You’ll know of European Metal Recycling from its scrap metal mountains at Bootle – but you may not know much about the firm itself and you might be surprised to learn about the mountains of cash this company makes.
Warrington-based EMR’s latest set of accounts shows the company bought in a whopping £2.2 BILLION in sales in 2016, up 10% on 2015.
Those Bootle scrapyards are EMR’s best-known local site. But the company actually has interests around the world, including breaking up US Navy aircraft carriers.
It all means that EMR is one of the biggest companies in the North West.
That £2.2bn turnover made EMR an operating profit of £94m – though after writing off the value of some of its investments, EMR reported a pre-tax loss of £167m.
But, in its latest accounts, posted on Companies House, EMR says it performed much better in 2016 than the previous year and that the write-off was a one-off which won’t affect future results.
2015 saw a plunge in the value of scrap metals, hitting EMR hard. But prices for scrap steel, copper and aluminium recovered well in 2016.

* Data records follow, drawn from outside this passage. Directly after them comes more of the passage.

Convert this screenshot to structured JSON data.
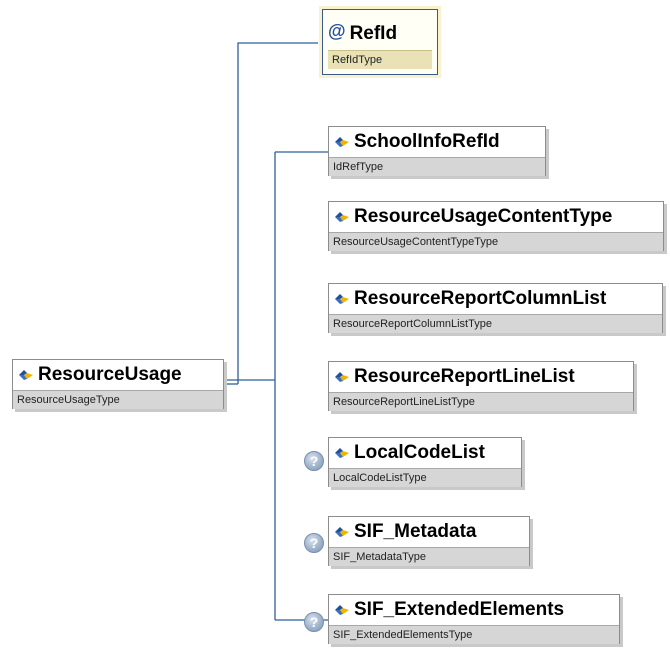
{
  "diagram": {
    "root": {
      "name": "ResourceUsage",
      "type": "ResourceUsageType"
    },
    "attribute": {
      "symbol": "@",
      "name": "RefId",
      "type": "RefIdType"
    },
    "children": [
      {
        "name": "SchoolInfoRefId",
        "type": "IdRefType",
        "optional": false
      },
      {
        "name": "ResourceUsageContentType",
        "type": "ResourceUsageContentTypeType",
        "optional": false
      },
      {
        "name": "ResourceReportColumnList",
        "type": "ResourceReportColumnListType",
        "optional": false
      },
      {
        "name": "ResourceReportLineList",
        "type": "ResourceReportLineListType",
        "optional": false
      },
      {
        "name": "LocalCodeList",
        "type": "LocalCodeListType",
        "optional": true,
        "optional_symbol": "?"
      },
      {
        "name": "SIF_Metadata",
        "type": "SIF_MetadataType",
        "optional": true,
        "optional_symbol": "?"
      },
      {
        "name": "SIF_ExtendedElements",
        "type": "SIF_ExtendedElementsType",
        "optional": true,
        "optional_symbol": "?"
      }
    ],
    "colors": {
      "connector": "#2f5f9f",
      "node_border": "#8c8c8c",
      "type_bar": "#d6d6d6",
      "attribute_border": "#3a5a8c",
      "attribute_fill": "#fffff6",
      "element_icon": "diamond-element-icon",
      "optional_icon": "question-mark-icon"
    }
  }
}
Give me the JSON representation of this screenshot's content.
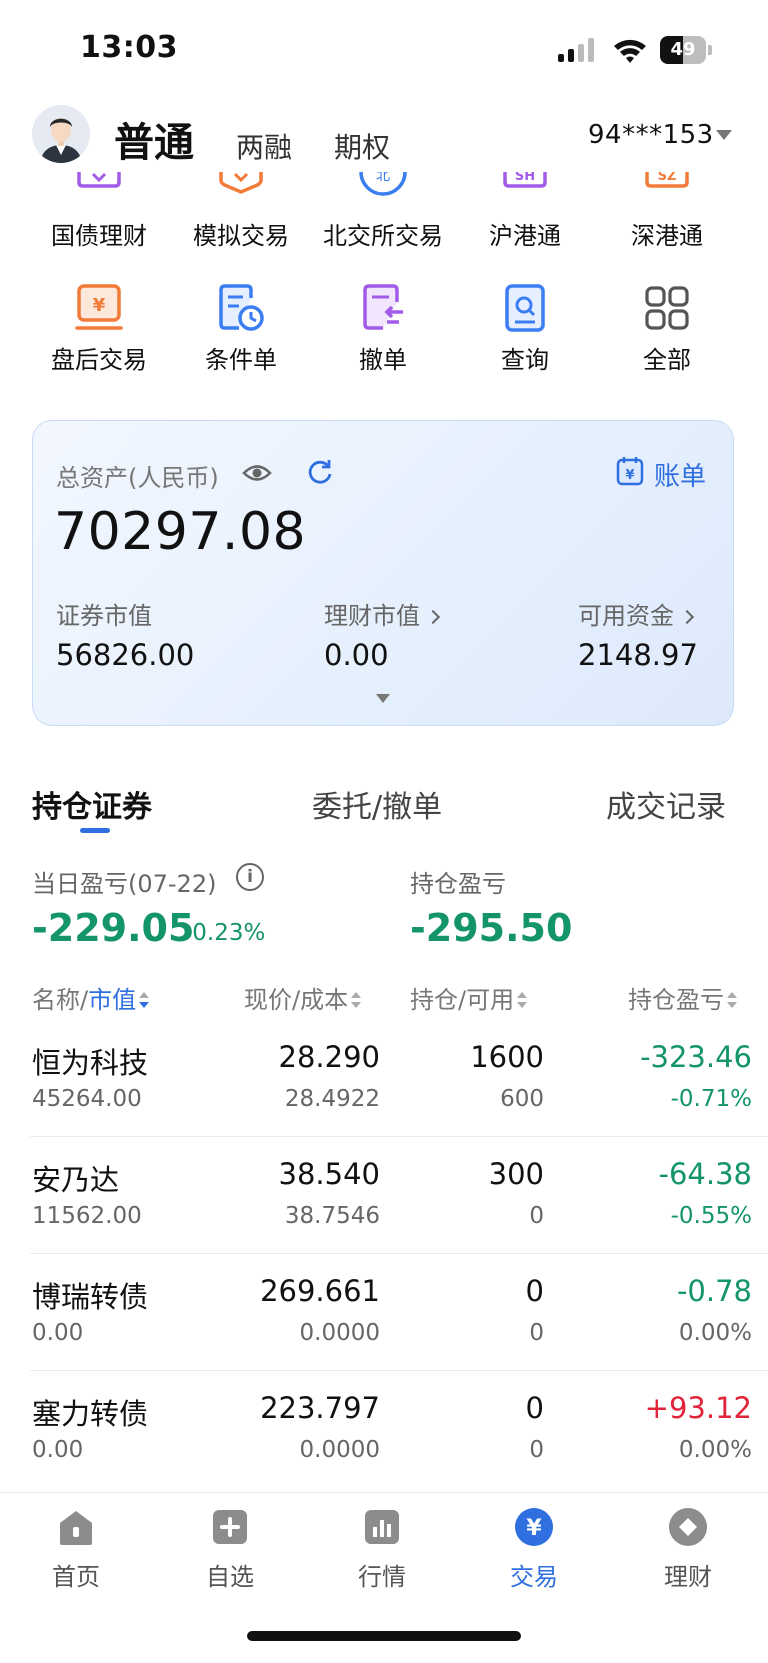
{
  "status_bar": {
    "time": "13:03",
    "battery": "49",
    "battery_level": 0.49
  },
  "header": {
    "tabs": [
      {
        "label": "普通",
        "active": true
      },
      {
        "label": "两融",
        "active": false
      },
      {
        "label": "期权",
        "active": false
      }
    ],
    "account": "94***153"
  },
  "quick_menu": {
    "row1": [
      {
        "label": "国债理财",
        "icon": "bond-icon",
        "color": "#a15be8"
      },
      {
        "label": "模拟交易",
        "icon": "simulate-icon",
        "color": "#f27b3a"
      },
      {
        "label": "北交所交易",
        "icon": "bj-exchange-icon",
        "color": "#3a7ef2"
      },
      {
        "label": "沪港通",
        "icon": "sh-connect-icon",
        "color": "#a15be8"
      },
      {
        "label": "深港通",
        "icon": "sz-connect-icon",
        "color": "#f27b3a"
      }
    ],
    "row2": [
      {
        "label": "盘后交易",
        "icon": "after-hours-icon",
        "color": "#f27b3a"
      },
      {
        "label": "条件单",
        "icon": "condition-order-icon",
        "color": "#3a7ef2"
      },
      {
        "label": "撤单",
        "icon": "cancel-order-icon",
        "color": "#a15be8"
      },
      {
        "label": "查询",
        "icon": "query-icon",
        "color": "#3a7ef2"
      },
      {
        "label": "全部",
        "icon": "grid-icon",
        "color": "#555555"
      }
    ],
    "row1_badges": {
      "bj": "北",
      "sh": "SH",
      "sz": "SZ"
    },
    "yen": "¥"
  },
  "asset_card": {
    "label": "总资产(人民币)",
    "bill_label": "账单",
    "total": "70297.08",
    "items": [
      {
        "label": "证券市值",
        "value": "56826.00"
      },
      {
        "label": "理财市值",
        "value": "0.00"
      },
      {
        "label": "可用资金",
        "value": "2148.97"
      }
    ]
  },
  "holdings_tabs": [
    {
      "label": "持仓证券",
      "active": true
    },
    {
      "label": "委托/撤单",
      "active": false
    },
    {
      "label": "成交记录",
      "active": false
    }
  ],
  "pnl": {
    "daily_label": "当日盈亏(07-22)",
    "daily_value": "-229.05",
    "daily_pct": "-0.23%",
    "position_label": "持仓盈亏",
    "position_value": "-295.50",
    "info": "i"
  },
  "table": {
    "columns": {
      "name_prefix": "名称/",
      "name_sort": "市值",
      "price": "现价/成本",
      "qty": "持仓/可用",
      "pl": "持仓盈亏"
    },
    "rows": [
      {
        "name": "恒为科技",
        "market_value": "45264.00",
        "price": "28.290",
        "cost": "28.4922",
        "qty": "1600",
        "available": "600",
        "pl": "-323.46",
        "pl_pct": "-0.71%"
      },
      {
        "name": "安乃达",
        "market_value": "11562.00",
        "price": "38.540",
        "cost": "38.7546",
        "qty": "300",
        "available": "0",
        "pl": "-64.38",
        "pl_pct": "-0.55%"
      },
      {
        "name": "博瑞转债",
        "market_value": "0.00",
        "price": "269.661",
        "cost": "0.0000",
        "qty": "0",
        "available": "0",
        "pl": "-0.78",
        "pl_pct": "0.00%"
      },
      {
        "name": "塞力转债",
        "market_value": "0.00",
        "price": "223.797",
        "cost": "0.0000",
        "qty": "0",
        "available": "0",
        "pl": "+93.12",
        "pl_pct": "0.00%"
      }
    ]
  },
  "bottom_nav": [
    {
      "label": "首页",
      "icon": "home-icon",
      "active": false
    },
    {
      "label": "自选",
      "icon": "watchlist-icon",
      "active": false
    },
    {
      "label": "行情",
      "icon": "market-icon",
      "active": false
    },
    {
      "label": "交易",
      "icon": "trade-yen-icon",
      "active": true
    },
    {
      "label": "理财",
      "icon": "wealth-icon",
      "active": false
    }
  ],
  "colors": {
    "accent": "#2f6fe0",
    "loss": "#14946a",
    "gain": "#e0243a"
  }
}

The directors’ report says: “The return to more normalised markets during 2016, together with the impact of a number of projects which were initiated in Q4 2015, has resulted in the group achieving significant growth in underlying profitability in 2016.”
It added: “2017 year to date performance is significantly stronger than 2016. Management, however, continue to remain vigilant as the global economic situation remains uncertain.”
After the most recent blaze, EMR apologised to local residents and said it was working to prevent future incidents.
EMR’s heritage dates back to the 1940s and the firm now employs thousands at 150 locations around the world.
The group is growing strongly in the USA thanks to the success of its shipbreaking arm in Brownsville, Texas.
In May this year, it finished recycling the US Navy aircraft carrier, the USS Constellation. And, in June, the US Independence arrived in Brownsville to be decommissioned and recycled.
EMR has also won $155m in tax credits for its base in Camden, New Jersey, so it can expand its business there.
The latest report says directors don’t expect any more falls in scrap metal prices this year.
And it says: “Although there could be some effect from the Brexit decision, China is the overwhelming driver of the economics for the sake of hard commodities (such as scrap metal).”